先生と先輩と俺
普段は休みなんて、家で過ごすだけで、外に出ることは無い俺が今日はめずらしく外出した。
まったく、慣れないことはするものでは無い。
これも、桜先輩が俺を無理やりあの部活に入れたために起こったことだ。俺の本意では無い。
この前の部活の時に桜先輩に新入生歓迎会やるからと言われ、仕方なく来ただけのことだ。

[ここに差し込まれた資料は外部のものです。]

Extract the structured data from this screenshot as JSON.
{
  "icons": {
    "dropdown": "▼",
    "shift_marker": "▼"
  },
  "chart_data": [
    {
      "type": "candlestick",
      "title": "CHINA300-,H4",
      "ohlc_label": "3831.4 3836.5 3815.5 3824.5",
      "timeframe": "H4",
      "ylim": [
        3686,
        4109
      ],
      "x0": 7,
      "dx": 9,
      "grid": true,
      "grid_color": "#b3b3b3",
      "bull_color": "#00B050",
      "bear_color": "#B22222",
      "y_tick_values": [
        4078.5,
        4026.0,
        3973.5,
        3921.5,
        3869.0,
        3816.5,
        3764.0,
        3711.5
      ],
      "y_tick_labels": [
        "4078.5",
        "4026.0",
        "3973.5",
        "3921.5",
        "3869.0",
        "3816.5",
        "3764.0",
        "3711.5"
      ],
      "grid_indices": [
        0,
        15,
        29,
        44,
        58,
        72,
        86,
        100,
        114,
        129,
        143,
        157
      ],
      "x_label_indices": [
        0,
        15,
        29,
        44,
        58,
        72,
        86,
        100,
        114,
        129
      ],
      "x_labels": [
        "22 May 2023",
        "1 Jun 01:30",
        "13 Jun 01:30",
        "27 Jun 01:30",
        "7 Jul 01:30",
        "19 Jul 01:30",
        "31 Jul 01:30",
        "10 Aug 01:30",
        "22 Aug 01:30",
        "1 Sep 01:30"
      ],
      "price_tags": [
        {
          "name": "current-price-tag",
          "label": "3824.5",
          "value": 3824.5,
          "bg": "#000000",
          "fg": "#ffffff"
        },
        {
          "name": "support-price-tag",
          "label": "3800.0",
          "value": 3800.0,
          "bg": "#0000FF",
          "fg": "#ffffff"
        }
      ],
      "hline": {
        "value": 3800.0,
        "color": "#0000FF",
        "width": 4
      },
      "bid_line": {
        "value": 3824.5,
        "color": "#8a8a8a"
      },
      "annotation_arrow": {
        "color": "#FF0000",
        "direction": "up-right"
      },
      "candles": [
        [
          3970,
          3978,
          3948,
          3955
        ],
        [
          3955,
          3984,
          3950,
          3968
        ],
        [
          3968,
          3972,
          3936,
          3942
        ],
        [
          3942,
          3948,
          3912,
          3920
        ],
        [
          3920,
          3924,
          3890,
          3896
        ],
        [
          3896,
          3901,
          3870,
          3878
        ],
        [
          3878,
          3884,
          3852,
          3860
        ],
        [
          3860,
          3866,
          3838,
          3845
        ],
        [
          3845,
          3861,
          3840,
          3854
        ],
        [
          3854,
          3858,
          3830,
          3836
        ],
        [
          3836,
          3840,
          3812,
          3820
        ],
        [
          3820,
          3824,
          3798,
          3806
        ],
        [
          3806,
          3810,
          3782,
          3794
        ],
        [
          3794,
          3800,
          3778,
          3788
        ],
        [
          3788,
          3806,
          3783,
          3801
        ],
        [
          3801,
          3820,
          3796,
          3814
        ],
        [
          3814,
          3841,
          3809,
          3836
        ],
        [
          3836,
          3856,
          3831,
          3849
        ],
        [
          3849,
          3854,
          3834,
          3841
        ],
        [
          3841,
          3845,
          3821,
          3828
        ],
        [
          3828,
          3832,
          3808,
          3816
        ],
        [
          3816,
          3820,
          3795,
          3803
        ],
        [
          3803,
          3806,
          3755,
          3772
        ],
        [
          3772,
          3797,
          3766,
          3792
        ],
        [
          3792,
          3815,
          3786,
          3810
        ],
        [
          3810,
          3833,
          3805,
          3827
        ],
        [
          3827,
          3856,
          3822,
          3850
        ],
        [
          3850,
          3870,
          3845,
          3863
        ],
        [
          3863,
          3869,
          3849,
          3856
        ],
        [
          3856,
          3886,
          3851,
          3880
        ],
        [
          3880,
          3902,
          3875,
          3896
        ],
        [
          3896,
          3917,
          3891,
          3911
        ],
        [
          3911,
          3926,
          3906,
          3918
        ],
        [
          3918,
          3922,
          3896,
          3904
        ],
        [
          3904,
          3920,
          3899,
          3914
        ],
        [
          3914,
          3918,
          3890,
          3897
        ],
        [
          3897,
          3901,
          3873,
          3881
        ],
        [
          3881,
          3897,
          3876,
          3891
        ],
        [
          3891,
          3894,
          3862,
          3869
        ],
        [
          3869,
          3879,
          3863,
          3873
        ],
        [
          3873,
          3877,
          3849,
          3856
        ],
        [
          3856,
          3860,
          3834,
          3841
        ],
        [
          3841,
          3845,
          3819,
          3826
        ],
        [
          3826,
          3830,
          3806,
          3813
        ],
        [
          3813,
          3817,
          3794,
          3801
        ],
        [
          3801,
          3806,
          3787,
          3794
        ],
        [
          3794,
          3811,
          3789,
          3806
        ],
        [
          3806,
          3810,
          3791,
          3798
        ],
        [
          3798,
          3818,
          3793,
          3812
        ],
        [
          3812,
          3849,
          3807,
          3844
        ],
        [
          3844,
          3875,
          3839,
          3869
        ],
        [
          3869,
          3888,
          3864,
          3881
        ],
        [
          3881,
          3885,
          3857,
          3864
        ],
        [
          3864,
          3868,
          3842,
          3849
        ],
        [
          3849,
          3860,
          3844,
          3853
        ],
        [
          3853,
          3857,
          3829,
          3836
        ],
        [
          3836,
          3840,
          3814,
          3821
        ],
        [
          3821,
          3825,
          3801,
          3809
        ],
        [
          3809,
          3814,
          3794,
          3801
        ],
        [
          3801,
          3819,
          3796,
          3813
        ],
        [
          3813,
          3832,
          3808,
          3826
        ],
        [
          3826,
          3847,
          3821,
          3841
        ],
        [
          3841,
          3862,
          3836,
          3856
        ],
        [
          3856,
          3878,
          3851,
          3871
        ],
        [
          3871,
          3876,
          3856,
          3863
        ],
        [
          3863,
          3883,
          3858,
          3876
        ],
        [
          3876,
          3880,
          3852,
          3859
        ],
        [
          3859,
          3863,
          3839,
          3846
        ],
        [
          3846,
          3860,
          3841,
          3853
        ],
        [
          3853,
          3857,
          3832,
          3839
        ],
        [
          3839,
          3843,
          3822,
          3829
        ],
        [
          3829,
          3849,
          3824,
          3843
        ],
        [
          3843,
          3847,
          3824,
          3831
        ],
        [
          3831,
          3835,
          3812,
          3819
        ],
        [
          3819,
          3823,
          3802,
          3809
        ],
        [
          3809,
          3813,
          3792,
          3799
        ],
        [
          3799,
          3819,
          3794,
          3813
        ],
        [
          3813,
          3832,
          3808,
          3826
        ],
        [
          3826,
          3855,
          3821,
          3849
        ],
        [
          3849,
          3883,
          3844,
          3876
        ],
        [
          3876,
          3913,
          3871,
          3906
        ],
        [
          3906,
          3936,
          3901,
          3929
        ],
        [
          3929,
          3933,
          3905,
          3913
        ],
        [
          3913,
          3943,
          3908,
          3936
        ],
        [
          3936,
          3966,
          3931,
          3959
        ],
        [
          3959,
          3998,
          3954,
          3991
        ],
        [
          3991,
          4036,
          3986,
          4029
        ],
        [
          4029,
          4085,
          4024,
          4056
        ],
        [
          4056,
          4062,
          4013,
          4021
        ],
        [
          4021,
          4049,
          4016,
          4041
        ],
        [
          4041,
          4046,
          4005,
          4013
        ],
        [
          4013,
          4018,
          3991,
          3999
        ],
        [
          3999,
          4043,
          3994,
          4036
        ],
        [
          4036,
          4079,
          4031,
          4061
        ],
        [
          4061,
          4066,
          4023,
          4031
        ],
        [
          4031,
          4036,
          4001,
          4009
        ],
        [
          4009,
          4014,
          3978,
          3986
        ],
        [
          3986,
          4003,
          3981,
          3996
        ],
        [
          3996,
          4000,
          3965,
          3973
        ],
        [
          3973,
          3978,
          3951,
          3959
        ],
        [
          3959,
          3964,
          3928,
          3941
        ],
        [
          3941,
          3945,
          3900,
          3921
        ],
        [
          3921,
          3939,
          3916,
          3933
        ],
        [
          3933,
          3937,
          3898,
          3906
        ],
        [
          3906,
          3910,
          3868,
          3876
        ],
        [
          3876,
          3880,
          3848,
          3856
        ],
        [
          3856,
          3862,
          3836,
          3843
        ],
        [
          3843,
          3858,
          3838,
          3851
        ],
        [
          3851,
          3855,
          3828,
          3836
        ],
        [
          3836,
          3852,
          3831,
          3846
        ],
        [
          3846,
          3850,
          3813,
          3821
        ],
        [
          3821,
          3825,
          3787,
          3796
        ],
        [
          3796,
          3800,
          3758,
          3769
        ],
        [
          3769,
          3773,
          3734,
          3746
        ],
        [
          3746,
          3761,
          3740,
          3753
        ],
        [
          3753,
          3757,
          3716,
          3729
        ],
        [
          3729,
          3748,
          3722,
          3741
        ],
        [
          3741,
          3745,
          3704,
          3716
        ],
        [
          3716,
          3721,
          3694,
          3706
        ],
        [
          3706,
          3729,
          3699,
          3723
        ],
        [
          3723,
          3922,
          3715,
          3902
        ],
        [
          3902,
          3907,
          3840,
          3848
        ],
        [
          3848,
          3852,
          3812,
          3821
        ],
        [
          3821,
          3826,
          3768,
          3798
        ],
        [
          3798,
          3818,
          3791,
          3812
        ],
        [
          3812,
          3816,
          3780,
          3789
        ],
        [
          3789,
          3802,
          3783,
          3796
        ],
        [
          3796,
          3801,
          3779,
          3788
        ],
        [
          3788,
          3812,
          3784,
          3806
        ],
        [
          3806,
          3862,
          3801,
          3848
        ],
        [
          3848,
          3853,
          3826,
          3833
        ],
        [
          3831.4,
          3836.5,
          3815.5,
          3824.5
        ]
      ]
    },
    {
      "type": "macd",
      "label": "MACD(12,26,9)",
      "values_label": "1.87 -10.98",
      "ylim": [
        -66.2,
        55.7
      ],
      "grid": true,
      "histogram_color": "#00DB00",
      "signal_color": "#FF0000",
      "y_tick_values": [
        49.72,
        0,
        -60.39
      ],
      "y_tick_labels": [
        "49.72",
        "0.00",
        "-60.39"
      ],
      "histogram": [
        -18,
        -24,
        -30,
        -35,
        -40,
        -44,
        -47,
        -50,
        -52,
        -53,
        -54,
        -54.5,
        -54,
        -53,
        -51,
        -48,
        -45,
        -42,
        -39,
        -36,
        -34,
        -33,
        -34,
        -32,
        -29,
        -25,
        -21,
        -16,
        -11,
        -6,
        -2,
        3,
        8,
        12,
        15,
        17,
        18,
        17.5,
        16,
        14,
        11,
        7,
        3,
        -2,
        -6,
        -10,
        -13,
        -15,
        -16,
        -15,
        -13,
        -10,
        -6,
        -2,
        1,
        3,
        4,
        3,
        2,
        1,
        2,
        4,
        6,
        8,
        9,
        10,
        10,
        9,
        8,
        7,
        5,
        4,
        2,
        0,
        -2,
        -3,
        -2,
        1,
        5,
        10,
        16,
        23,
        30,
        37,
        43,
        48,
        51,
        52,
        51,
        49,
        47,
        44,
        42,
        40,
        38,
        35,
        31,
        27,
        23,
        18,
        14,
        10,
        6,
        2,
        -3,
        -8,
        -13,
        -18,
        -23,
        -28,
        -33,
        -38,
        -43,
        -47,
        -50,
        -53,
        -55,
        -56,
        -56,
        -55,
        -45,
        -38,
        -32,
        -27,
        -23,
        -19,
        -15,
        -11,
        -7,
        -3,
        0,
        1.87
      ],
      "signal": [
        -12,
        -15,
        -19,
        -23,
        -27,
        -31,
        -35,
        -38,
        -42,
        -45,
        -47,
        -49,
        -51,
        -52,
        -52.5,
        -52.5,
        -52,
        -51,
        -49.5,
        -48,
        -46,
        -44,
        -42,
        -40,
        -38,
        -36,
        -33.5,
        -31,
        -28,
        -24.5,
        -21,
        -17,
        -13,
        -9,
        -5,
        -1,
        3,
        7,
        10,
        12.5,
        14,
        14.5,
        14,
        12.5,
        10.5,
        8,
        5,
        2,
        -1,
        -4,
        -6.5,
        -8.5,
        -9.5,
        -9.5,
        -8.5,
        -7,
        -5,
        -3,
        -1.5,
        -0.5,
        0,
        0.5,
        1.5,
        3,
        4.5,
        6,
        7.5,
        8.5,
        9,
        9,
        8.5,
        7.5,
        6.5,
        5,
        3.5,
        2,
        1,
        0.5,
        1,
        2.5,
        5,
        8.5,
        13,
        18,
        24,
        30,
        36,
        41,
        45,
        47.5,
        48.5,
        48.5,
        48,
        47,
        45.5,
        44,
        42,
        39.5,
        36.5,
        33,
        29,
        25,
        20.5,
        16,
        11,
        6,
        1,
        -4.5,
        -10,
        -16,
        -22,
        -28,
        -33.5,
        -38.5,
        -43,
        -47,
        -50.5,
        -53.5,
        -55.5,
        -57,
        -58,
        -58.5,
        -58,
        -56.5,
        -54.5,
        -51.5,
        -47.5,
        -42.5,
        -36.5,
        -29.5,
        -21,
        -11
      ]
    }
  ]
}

もちろん、学校でやると思っていたのだが、部長である彼女の提案により、近所にある、カラオケボックス(そのカラオケボックスは有名なチェーンの店で、こんなど田舎にもあった。そして、休日ともなれば、近所の高校生で賑わっていた。)で開催されることとなり、現在に至る…。
「高林くん、遅いぞ!」
桜先輩にいきなり怒られた。定時についたつもりだったが。
「すいません。先輩、でも時間ちょうどについたはずですが?」
俺は桜先輩に反論するように言った。
「もぅ、だからこまるのよね。5分前行動で動くって常識じゃない?」
はぁ、なるほど。5分前についていた方が良かったのか。反論はそれ以上できなかった。
「それはそうと、高林くん、もうみんな来てるから、さ、中へはいろ。」
先輩に背中を押されながら、中へ向かう。もう受け付けは済ませてあるようで、先輩に連れられて個室へ向かった。
そこには、顧問であるという先生が座っていた。
「初めまして、顧問の高梁です。」
顧問であるその先生は30代くらいの人で、メガネがつよく印象に残る顔立ちをしていた。
「せんせー、緊張しすぎじゃないですか?」
「いや、だってさ、久しぶりの新入部員じゃないか。今まで、門倉君ひとりだったし、そりゃ、緊張するさ。」
「じゃあ、今日は先生のおごりで。」
「え、そんなこと聞いてないぞ。」
とかなんとか、会話を聞いているうちに、あぁ、この先生も桜先輩に引きずり回されてるんだなと、気の毒に思った。